Archive for October, 2011

Kale: Irish Colcannon Mashed Potatoes & Halloween

Tuesday, October 25th, 2011

One of the best things about having this blog is discovering how other cultures use ingredients. I was thrilled to learn about another use for kale in Irish colcannon – mashed potatoes. Coincidentally, colcannon is a favorite this time of year for Halloween.

Colcannon (“cal ceann fhionn” or “cal ceannann”) is an Irish version of mashed potatoes with extra goodies like kale and cabbage added. It is one of Ireland’s national dishes. Early recipes of colcannon date back to the early 1700s. Later the dish was introduced to the English who then modified it to create their version called “bubble and squeek.”

Colcannon potatoes are typically served year-round by home-cooks and restaurants, but colcannon’s more interesting tale is its association with Hallow’s Eve.

In some parts of Ireland, various objects with symbolic meaning were folded into the mashed potatoes. Finding a ring in your spuds meant you were sure to marry in the next year, a coin a sign of wealth, a thimble meant you’d be a spinster, and a button a bachelor.

In other parts, young unmarried ladies  were also purported to fill their socks with spoonfuls of colcannon and tie them to their front doors. Apparently, the first available man to walk through the door would be a suitor.

I don’t know about colcannon’s powers for divination, but these mashed potatoes are a welcome alternative to regular ones.

Although colcannon was originally considered peasant food, these creamy mashed potatoes made with lots of butter and sautéed kale, cabbage, garlic and nutmeg are not skimp on flavor. I’d much rather fill up my belly than some socks with this version. But, then again, I already have my husband.

Tidbits on Kale:

  1. Kale has been cultivated for more than 2000 years.
  2. Northern Europeans were fond of kale because of its high vitamin content – it has ample amounts of vitamins A and C, folic acid, calcium and iron.
  3. Choose kale that is rich in color; leave should not be limp or yellowing. Store it the coldest section of the refrigerator. Eat within 3 days or before the leaves start to turn limp.

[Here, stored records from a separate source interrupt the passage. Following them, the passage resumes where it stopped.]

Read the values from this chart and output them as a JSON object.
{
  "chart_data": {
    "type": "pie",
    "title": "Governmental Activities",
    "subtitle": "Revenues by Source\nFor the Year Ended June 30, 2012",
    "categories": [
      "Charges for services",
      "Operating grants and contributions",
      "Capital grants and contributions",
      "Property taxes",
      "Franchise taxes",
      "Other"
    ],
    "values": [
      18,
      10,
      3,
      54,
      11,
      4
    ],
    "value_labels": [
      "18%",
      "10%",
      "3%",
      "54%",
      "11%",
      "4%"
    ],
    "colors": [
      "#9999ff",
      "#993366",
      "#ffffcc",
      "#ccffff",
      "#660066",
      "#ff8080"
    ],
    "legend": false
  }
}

Kale: Catalonian (Spanish) Greens with Raisins and Pine Nuts

Thursday, October 6th, 2011

cooked Kale greens with golden raisins pine nuts Spanish Catalan

Kale – there’s so much more to make with this leafy green than kale chips. Try this easy recipe for Catalonian sautéed greens with raisins and pine nuts. In case you didn’t know Catalonia is an autonomous community in northeastern Spain . . . .

Yes. I’m back – with food facts and recipes.

It worked. The hints from FFC friends and followers about not having seen any posts in their email box or RSS feed.

I wish I could say I was traveling the world eating exotic food to my pansa’s (belly’s) content. Nope, I came down with a nasty summer bug that lingered and lingered. For nearly two months, I did a drastic clean up of my diet cutting out anything white (flour, sugar, dairy), alcohol, and even my go to remedy for all that ails me . . . chocolate.

Instead I upped the fruit and veggies and have been eating loads of leafy greens – kale , chard, beet greens, spinach, cabbage, etc. If you didn’t know it, leafy greens have anti-inflammatory properties and are full of anti-oxidants, plus they’re good for nutritional healing, particularly for the liver – when you/your body is stressed and your immune system is down.

I like greens raw and cooked, so eating them has been no chore for me.

This recipe for kale and chard with garlic, raisins, and pine nuts is just one adaptation of sautéed greens we’ve been eating for years. Mix it up depending on what’s in your garden, pantry and refrigerator. This raisin/pine nut (and/or almond) combination comes from Catalonia’s take on espinacas con pasas y pinones (spinach with raisins and pine nuts), although they also use other leafy greens.

Espinacas with Raisins and Pine Nuts is usually a first course and is popular in other parts of the Mediterranean from Sicily to Greece. It also makes an excellent side.

This version, and my preference, is to use kale or a kale/chard combo, since spinach is less hearty and wilts much more. I also prefer to saute the greens and skip the parboiling that’s generally customary to other recipes. The greens are finished with orange juice, a technique I picked up from Bryant Terry, a chef and author of Vegan Soul Kitchen.

Kale and other leafy greens are abundant and vibrant now with the cooler temps. So next time you score some, try this Spanish favorite. For all my readers who are into Southern and Soul Food, you’re sure to like these – they’ve replaced the traditionally cooked greens in our house.

Glad to be back. Happy eating!

Tidbits on Kale:

  1. Kale is a variety of cabbage that descended from wild cabbage native to the Mediterranean region.
  2. Kale may have been the first cultivated cabbage.
  3. Kale was one of the most common green vegetables in Europe until the middle ages.